I posted a question to cross validated that might be a better fit for datamethods. I’m planning a study that will evaluate a new method of identifying cases in need of treatment. Let’s say we’ll evaluate 100 people with the new method, and the sample consists of 35 true cases and 65 non-cases as judged by an existing gold standard.[1]

In practice, I might want to argue that the new method is only worth adopting if a metric like sensitivity (or specificity or accuracy) is greater than some threshold, e.g., 0.7.

If I ran the study and had 15 false positives and 10 false negatives, the point estimate of sensitivity would be 0.71 with a 95% CI of 0.56-0.86. So maybe I could say, “Under repeated sampling, the true value will be between 0.56 and 0.86 95% of the time”, but I’m wondering if there is a method to make a different statement.

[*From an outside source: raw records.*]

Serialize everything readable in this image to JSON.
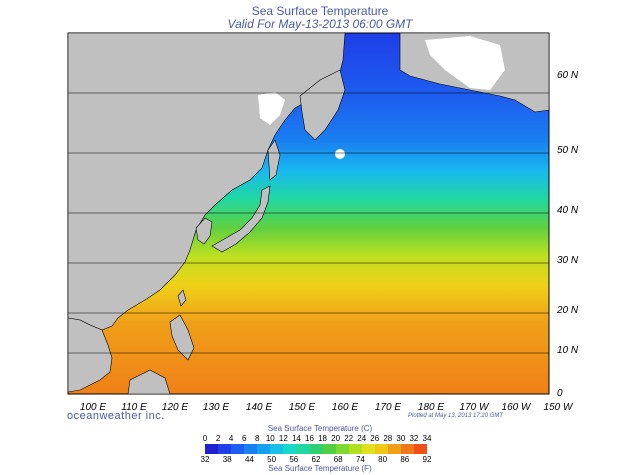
{
  "header": {
    "title": "Sea Surface Temperature",
    "subtitle": "Valid For May-13-2013 06:00 GMT"
  },
  "map": {
    "lon_labels": [
      "100 E",
      "110 E",
      "120 E",
      "130 E",
      "140 E",
      "150 E",
      "160 E",
      "170 E",
      "180 E",
      "170 W",
      "160 W",
      "150 W"
    ],
    "lat_labels": [
      "0",
      "10 N",
      "20 N",
      "30 N",
      "40 N",
      "50 N",
      "60 N"
    ],
    "land_color": "#c0c0c0",
    "coast_color": "#000000"
  },
  "footer": {
    "brand": "oceanweather inc.",
    "plotted": "Plotted at May 13, 2013 17:20 GMT"
  },
  "scale": {
    "celsius_title": "Sea Surface Temperature (C)",
    "celsius_ticks": [
      "0",
      "2",
      "4",
      "6",
      "8",
      "10",
      "12",
      "14",
      "16",
      "18",
      "20",
      "22",
      "24",
      "26",
      "28",
      "30",
      "32",
      "34"
    ],
    "fahrenheit_title": "Sea Surface Temperature (F)",
    "fahrenheit_ticks": [
      "32",
      "38",
      "44",
      "50",
      "56",
      "62",
      "68",
      "74",
      "80",
      "86",
      "92"
    ],
    "colors": [
      "#2020d0",
      "#1e3ee8",
      "#1d5ef0",
      "#1a80f0",
      "#18a0f0",
      "#18c0e8",
      "#18d8c8",
      "#20d8a0",
      "#30d070",
      "#50d040",
      "#80d830",
      "#b0e020",
      "#e0e020",
      "#f0c818",
      "#f0a018",
      "#f07818",
      "#f05018"
    ]
  }
}
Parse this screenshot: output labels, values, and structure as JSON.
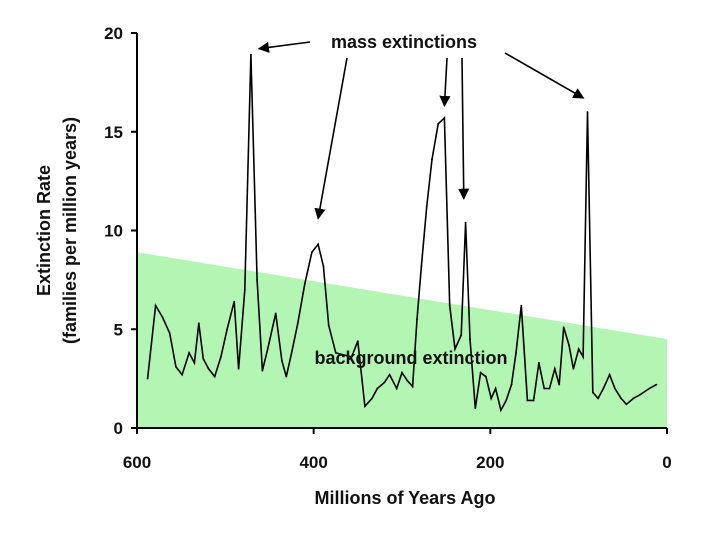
{
  "chart_data": {
    "type": "line",
    "xlabel": "Millions of Years Ago",
    "ylabel": "Extinction Rate",
    "ylabel_sub": "(families per million years)",
    "xlim": [
      600,
      0
    ],
    "ylim": [
      0,
      20
    ],
    "xticks": [
      600,
      400,
      200,
      0
    ],
    "yticks": [
      0,
      5,
      10,
      15,
      20
    ],
    "x_tick_labels": [
      "600",
      "400",
      "200",
      "0"
    ],
    "y_tick_labels": [
      "0",
      "5",
      "10",
      "15",
      "20"
    ],
    "grid": false,
    "background_band": {
      "label": "background extinction",
      "upper_start": {
        "x": 600,
        "y": 8.9
      },
      "upper_end": {
        "x": 0,
        "y": 4.5
      },
      "color": "#b3f5b3"
    },
    "annotations": [
      {
        "label": "mass extinctions",
        "targets": [
          {
            "x": 471,
            "y": 18.9
          },
          {
            "x": 395,
            "y": 10.3
          },
          {
            "x": 252,
            "y": 16.0
          },
          {
            "x": 230,
            "y": 11.3
          },
          {
            "x": 90,
            "y": 16.3
          }
        ]
      }
    ],
    "series": [
      {
        "name": "Extinction Rate",
        "color": "#000000",
        "points": [
          [
            588,
            2.5
          ],
          [
            579,
            6.2
          ],
          [
            571,
            5.6
          ],
          [
            563,
            4.8
          ],
          [
            556,
            3.1
          ],
          [
            549,
            2.7
          ],
          [
            541,
            3.8
          ],
          [
            535,
            3.3
          ],
          [
            530,
            5.3
          ],
          [
            525,
            3.5
          ],
          [
            519,
            3.0
          ],
          [
            512,
            2.6
          ],
          [
            505,
            3.6
          ],
          [
            498,
            5.0
          ],
          [
            490,
            6.4
          ],
          [
            485,
            3.0
          ],
          [
            478,
            7.0
          ],
          [
            471,
            18.9
          ],
          [
            464,
            7.5
          ],
          [
            458,
            2.9
          ],
          [
            452,
            4.0
          ],
          [
            443,
            5.8
          ],
          [
            436,
            3.4
          ],
          [
            431,
            2.6
          ],
          [
            425,
            3.8
          ],
          [
            418,
            5.3
          ],
          [
            410,
            7.3
          ],
          [
            402,
            8.9
          ],
          [
            395,
            9.3
          ],
          [
            389,
            8.2
          ],
          [
            383,
            5.2
          ],
          [
            375,
            3.8
          ],
          [
            357,
            3.6
          ],
          [
            350,
            4.4
          ],
          [
            342,
            1.1
          ],
          [
            334,
            1.5
          ],
          [
            328,
            2.0
          ],
          [
            320,
            2.3
          ],
          [
            314,
            2.7
          ],
          [
            306,
            2.0
          ],
          [
            300,
            2.8
          ],
          [
            294,
            2.4
          ],
          [
            288,
            2.1
          ],
          [
            283,
            5.5
          ],
          [
            278,
            8.2
          ],
          [
            272,
            11.2
          ],
          [
            266,
            13.6
          ],
          [
            259,
            15.4
          ],
          [
            252,
            15.7
          ],
          [
            246,
            6.2
          ],
          [
            240,
            4.0
          ],
          [
            233,
            4.7
          ],
          [
            228,
            10.4
          ],
          [
            223,
            4.5
          ],
          [
            217,
            1.0
          ],
          [
            211,
            2.8
          ],
          [
            205,
            2.6
          ],
          [
            199,
            1.5
          ],
          [
            194,
            2.0
          ],
          [
            188,
            0.9
          ],
          [
            182,
            1.4
          ],
          [
            176,
            2.2
          ],
          [
            171,
            3.8
          ],
          [
            165,
            6.2
          ],
          [
            158,
            1.4
          ],
          [
            151,
            1.4
          ],
          [
            145,
            3.3
          ],
          [
            139,
            2.0
          ],
          [
            133,
            2.0
          ],
          [
            127,
            3.0
          ],
          [
            122,
            2.2
          ],
          [
            117,
            5.1
          ],
          [
            111,
            4.2
          ],
          [
            106,
            3.0
          ],
          [
            100,
            4.0
          ],
          [
            95,
            3.6
          ],
          [
            90,
            16.0
          ],
          [
            84,
            1.8
          ],
          [
            78,
            1.5
          ],
          [
            72,
            2.0
          ],
          [
            65,
            2.7
          ],
          [
            59,
            2.0
          ],
          [
            52,
            1.5
          ],
          [
            46,
            1.2
          ],
          [
            38,
            1.5
          ],
          [
            30,
            1.7
          ],
          [
            20,
            2.0
          ],
          [
            12,
            2.2
          ]
        ]
      }
    ]
  }
}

*Given a point estimate of 0.71, I want to say that there is an X% probability that the sensitivity of the new method is at least 0.70 (the actual threshold will be set higher, but 0.70 seemed to work for this example). Is this possible?*

[1] The first part of the study looks a bit like a case-control design on the surface. The new method will be used to identify 50 cases and 50 non-cases. We will then check the “true” status of all 100 by assessing each with an existing gold standard. So we’ll end up with confusion matrix of correct and incorrect labels. The sample for assessing sensitivity and specificity will not be a random sample, but we have other data on the prevalence of cases (10% defined by the gold standard).